Fermenting obsession: transforming through penicillium
Fermenting is, above all, transforming: daring to provoke and decontextualise references of all kinds, through a technique that, although ancestral (and hence its immeasurable richness), reaches unsuspected dimensions when practised in a controlled way in Research and Development (R&D) explorations.
The transformation of food that is achieved through the action of enzymes released by microorganisms (bacteria, yeasts, fungi...) blurs, on an organoleptic level, recognisable flavours and textures in favour of unimaginable attributes, bringing such depth and complexity to certain preparations that it has become, at Mugaritz, an almost perverse hobby with which to skirt the boundaries the rotten and the fermented, the beautiful and the decrepit or, in the end, the living and the dead.
Among the different lines of experimentation that we have fattened over time, one outstanding one has to do with the inoculation of fungi such as Penicillium, both roqueforti and candidum. We started around 2015, after trying out proposals with koji and tempeh which, although they gave (and continue to give) interesting results, led us to the same difficulty: to explain to diners what is behind these matters without previous references, without a shared language that would facilitate the understanding of processes or techniques that only a few cooking geeks understand at first glance.

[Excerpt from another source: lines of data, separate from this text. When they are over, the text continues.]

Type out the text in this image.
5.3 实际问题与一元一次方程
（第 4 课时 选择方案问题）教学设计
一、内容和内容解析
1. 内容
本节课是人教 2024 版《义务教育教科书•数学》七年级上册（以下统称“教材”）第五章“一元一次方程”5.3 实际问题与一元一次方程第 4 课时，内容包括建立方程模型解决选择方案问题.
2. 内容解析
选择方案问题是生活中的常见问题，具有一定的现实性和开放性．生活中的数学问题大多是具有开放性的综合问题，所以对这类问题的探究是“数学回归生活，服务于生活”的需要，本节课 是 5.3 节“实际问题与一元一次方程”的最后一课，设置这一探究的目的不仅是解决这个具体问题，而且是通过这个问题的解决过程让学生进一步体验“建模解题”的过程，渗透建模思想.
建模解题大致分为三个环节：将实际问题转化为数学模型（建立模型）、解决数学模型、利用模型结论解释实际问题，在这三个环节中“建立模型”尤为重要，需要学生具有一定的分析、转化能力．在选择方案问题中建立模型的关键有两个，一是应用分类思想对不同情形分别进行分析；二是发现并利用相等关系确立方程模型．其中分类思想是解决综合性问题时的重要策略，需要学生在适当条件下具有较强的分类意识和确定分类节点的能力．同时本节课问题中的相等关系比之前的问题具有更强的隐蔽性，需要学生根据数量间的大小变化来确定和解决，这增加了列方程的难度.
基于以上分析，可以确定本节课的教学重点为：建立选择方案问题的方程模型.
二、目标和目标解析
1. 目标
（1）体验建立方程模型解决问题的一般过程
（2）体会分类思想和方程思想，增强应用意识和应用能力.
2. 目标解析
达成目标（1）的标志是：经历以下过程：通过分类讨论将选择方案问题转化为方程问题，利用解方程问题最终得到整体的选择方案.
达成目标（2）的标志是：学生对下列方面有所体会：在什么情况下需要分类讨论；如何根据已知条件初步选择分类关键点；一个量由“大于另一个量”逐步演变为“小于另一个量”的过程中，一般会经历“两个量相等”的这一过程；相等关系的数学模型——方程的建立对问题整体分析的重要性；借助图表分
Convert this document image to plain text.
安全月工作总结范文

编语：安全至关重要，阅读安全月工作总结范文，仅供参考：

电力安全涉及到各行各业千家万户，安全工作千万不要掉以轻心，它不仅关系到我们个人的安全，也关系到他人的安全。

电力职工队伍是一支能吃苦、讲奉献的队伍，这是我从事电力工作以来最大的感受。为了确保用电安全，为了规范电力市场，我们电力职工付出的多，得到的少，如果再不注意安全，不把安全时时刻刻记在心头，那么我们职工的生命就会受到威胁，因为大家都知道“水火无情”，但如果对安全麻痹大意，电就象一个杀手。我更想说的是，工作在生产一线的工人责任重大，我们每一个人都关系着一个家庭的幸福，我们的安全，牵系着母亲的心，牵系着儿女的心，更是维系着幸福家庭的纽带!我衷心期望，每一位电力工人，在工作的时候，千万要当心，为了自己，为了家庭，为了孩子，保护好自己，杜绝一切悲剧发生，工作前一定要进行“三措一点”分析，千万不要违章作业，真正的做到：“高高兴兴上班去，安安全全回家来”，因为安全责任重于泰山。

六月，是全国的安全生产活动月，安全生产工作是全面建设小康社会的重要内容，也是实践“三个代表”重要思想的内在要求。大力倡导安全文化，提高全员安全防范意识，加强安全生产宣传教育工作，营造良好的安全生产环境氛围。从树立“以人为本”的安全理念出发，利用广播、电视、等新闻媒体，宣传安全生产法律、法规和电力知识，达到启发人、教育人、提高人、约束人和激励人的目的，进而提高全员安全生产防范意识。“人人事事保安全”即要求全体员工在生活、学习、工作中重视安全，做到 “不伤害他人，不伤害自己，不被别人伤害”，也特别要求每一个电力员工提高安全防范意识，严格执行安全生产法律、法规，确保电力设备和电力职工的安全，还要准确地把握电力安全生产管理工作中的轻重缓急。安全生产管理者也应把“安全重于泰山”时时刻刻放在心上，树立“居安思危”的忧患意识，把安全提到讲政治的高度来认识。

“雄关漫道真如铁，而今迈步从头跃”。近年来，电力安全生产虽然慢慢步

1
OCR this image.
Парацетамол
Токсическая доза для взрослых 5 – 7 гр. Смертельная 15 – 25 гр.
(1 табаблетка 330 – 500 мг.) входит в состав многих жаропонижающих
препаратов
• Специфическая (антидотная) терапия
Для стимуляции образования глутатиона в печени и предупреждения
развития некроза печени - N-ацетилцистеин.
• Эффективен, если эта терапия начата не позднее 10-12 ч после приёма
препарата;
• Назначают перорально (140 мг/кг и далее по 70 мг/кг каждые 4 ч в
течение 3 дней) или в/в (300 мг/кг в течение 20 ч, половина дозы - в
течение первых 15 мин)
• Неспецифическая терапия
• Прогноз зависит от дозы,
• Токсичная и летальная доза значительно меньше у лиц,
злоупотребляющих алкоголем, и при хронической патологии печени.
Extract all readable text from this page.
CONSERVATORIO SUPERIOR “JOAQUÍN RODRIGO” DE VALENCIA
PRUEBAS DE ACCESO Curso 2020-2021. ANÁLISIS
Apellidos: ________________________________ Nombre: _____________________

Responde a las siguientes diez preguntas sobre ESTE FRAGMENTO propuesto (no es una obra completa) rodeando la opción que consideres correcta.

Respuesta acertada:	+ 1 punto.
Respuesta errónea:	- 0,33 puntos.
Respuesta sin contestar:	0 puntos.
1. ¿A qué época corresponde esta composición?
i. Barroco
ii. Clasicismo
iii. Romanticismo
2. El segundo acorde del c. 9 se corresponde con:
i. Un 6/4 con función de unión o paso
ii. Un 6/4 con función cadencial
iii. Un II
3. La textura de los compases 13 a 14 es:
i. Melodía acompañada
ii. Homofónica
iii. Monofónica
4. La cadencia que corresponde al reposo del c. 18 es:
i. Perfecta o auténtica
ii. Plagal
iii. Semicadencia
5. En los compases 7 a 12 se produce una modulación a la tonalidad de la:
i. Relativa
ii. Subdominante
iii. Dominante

In that sense, Penicillium brought with it a great window, the possibility of establishing connections with close cultural references, about which people surely "have an idea" beforehand, considering that the roqueforti that we inoculate is the same that occurs in blue cheeses (such as Roquefort, for instance); and that the candidum responds, for its part, to cheeses such as Brie or Camembert. In other words, the world of cheese resonates with people, and therefore makes it more friendly.
Getting spores that we could use at home was a first challenge, for which we contacted Laboratorio Arroyos, in Cantabria, specialists in supports required by the dairy industry. To this day they provide us with what we need: although we could produce our own spores on our own, we still believe it is appropriate to go to people who can guarantee the safety and healthiness that this requires.